War for the Planet of the Apes (2017)

(On Cable TV, April 2018) Nobody expected the 2011 Rise of the Planet of the Apes reboot to be worth anything after the increasingly campy tone of the first series or the dumb 2001 remake. So it’s a surprise to conclude, after watching War for the Planet of the Apes, that the new trilogy has managed to exceed all expectations to deliver one of the finest, most sustained film series of the decade so far. After nailing a surprisingly realistic tone for the first film in the series, the two others managed to head in the same direction. It helps a lot that the series has been a high-water mark for CGI character creation: Entirely digital “Caesar” is a memorable character with numerous emotional moments and the film is nearly flawless in how it portrays him on-screen.

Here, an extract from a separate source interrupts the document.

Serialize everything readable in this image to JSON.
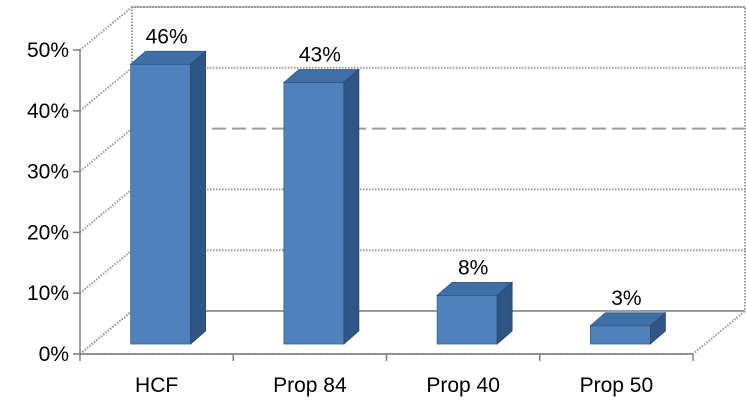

The trilogy tells how humans cede the planet to apes and this third instalment describes the final battle of the changeover, with enough perfidious humans to make us feel better about the succession. (If there’s a theme to this decade’s finest Science-Fiction, it’s that from robots to apes, humanity is ready to accept that we may be supplanted by something more human than itself.) Writer/director Matt Reeves leads the film with a sure hand, adding depth and sentiment to what could have been a noisy spectacle. War for the Planet of the Apes wraps up the trilogy in a way that almost makes us feel not asking for one more for fear of tainting the impact of the three films so far. Who could have expected that only a few years ago?